Randomized controlled trials (RCTs) frequently utilize covariate-adaptive randomization (CAR) (e.g., stratified block randomization) and commonly suffer from imperfect compliance. This paper studies the identification and inference for the average treatment effect (ATE) and the average treatment effect on the treated (ATT) in such RCTs with a binary treatment. We first develop characterizations of the identified sets for both estimands. Since data are generally not i.i.d. under CAR, these characterizations do not follow from existing results. We then provide consistent estimators of the identified sets and asymptotically valid confidence intervals for the parameters.

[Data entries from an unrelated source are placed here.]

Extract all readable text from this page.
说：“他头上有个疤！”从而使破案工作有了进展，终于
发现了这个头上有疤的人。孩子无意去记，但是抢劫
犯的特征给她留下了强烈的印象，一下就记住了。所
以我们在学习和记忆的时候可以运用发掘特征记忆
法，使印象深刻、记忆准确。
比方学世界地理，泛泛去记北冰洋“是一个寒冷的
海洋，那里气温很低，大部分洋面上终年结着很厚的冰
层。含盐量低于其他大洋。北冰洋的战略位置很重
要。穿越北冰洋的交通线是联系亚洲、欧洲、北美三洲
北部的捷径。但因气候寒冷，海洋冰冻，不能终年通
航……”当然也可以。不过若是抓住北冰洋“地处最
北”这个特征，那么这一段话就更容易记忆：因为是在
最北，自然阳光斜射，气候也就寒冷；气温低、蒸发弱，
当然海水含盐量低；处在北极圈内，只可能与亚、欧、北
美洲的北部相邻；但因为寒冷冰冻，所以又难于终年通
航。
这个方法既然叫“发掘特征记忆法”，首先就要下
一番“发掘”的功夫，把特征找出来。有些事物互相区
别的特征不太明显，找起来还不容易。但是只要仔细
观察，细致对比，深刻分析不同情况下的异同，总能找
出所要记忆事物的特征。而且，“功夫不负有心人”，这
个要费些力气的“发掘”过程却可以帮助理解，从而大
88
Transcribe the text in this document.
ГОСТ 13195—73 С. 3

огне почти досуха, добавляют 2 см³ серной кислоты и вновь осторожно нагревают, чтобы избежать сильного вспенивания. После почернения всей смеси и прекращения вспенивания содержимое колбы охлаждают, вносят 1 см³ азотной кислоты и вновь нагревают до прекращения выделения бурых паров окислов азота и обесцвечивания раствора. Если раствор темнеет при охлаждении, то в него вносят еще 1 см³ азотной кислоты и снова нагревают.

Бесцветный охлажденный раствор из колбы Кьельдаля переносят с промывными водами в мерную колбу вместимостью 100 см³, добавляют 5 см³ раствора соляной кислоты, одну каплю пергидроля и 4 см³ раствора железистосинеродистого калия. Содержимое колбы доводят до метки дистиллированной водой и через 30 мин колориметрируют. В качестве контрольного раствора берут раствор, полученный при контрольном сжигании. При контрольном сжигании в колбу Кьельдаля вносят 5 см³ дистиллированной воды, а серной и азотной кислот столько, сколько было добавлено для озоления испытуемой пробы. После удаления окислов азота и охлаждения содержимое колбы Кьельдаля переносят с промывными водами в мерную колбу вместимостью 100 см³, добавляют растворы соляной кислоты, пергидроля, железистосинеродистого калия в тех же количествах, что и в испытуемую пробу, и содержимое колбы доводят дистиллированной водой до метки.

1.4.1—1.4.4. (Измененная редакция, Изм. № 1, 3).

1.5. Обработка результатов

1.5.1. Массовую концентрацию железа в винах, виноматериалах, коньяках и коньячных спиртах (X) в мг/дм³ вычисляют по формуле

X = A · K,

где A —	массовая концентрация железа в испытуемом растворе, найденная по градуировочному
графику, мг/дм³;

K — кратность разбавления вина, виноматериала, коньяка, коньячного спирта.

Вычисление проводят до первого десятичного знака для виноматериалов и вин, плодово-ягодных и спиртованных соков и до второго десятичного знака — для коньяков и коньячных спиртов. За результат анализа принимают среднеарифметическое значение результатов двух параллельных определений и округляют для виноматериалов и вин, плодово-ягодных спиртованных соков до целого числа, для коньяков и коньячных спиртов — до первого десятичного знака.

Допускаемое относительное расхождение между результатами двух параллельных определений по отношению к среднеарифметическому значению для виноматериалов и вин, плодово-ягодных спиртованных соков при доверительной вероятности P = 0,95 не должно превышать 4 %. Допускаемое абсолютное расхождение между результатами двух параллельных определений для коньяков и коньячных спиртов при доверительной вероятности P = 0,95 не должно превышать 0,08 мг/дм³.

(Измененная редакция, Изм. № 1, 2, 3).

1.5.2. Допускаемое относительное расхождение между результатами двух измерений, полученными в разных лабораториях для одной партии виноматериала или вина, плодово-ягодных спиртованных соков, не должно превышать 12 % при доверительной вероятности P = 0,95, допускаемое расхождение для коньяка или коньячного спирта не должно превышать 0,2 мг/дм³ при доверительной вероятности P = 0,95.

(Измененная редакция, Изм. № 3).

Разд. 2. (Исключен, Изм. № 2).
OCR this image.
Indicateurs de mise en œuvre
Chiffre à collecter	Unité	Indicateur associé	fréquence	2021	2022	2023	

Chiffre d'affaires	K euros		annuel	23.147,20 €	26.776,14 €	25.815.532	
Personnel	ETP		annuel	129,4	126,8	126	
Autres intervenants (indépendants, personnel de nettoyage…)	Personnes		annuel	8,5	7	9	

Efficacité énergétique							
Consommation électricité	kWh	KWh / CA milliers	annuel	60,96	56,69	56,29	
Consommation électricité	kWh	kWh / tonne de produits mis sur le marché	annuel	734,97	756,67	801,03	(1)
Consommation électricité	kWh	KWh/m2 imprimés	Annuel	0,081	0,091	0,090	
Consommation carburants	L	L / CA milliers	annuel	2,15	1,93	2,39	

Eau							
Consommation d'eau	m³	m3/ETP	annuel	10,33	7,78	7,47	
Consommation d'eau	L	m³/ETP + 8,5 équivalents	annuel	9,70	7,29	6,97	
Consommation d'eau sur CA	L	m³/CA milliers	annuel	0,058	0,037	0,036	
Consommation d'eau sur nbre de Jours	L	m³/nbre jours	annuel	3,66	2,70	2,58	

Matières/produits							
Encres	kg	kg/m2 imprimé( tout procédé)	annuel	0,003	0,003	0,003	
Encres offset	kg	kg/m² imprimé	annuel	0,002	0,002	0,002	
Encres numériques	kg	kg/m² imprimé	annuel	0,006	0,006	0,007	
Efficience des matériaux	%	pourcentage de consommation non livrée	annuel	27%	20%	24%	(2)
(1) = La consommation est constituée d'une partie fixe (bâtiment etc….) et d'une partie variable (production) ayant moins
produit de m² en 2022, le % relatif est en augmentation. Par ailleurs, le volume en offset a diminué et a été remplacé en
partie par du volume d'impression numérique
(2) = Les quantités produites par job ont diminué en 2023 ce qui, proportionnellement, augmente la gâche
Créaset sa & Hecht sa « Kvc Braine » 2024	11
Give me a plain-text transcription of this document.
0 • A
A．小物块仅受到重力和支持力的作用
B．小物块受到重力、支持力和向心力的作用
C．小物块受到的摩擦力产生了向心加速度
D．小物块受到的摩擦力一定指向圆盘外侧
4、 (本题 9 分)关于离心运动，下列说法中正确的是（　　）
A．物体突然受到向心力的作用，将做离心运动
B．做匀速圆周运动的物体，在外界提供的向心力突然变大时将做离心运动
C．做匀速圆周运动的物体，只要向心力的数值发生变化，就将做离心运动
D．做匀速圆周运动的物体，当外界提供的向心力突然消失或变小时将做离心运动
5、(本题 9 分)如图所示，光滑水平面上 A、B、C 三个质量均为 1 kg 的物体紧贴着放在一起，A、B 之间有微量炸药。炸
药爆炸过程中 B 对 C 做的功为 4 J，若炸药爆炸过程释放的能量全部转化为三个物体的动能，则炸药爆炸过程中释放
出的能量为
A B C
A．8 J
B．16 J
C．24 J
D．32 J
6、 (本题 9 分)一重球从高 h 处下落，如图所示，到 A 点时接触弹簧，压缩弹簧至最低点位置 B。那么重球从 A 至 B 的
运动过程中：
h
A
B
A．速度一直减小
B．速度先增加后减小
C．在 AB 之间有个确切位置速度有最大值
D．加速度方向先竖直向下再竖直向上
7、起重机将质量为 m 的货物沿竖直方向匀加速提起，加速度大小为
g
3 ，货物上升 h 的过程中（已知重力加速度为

Our asymptotic analysis leads to concrete practical recommendations regarding how to estimate the treatment assignment probabilities that enter in estimated bounds. In the case of the ATE, using sample analog assignment frequencies is more efficient than using the true assignment probabilities. On the contrary, using the true assignment probabilities is preferable for the ATT.

Suggested Citation

  • Federico A. Bugni & Mengsi Gao & Filip Obradovic & Amilcar Velez, 2024. "Identification and Inference on Treatment Effects under Covariate-Adaptive Randomization and Imperfect Compliance," Papers 2406.08419, arXiv.org, revised Jun 2024.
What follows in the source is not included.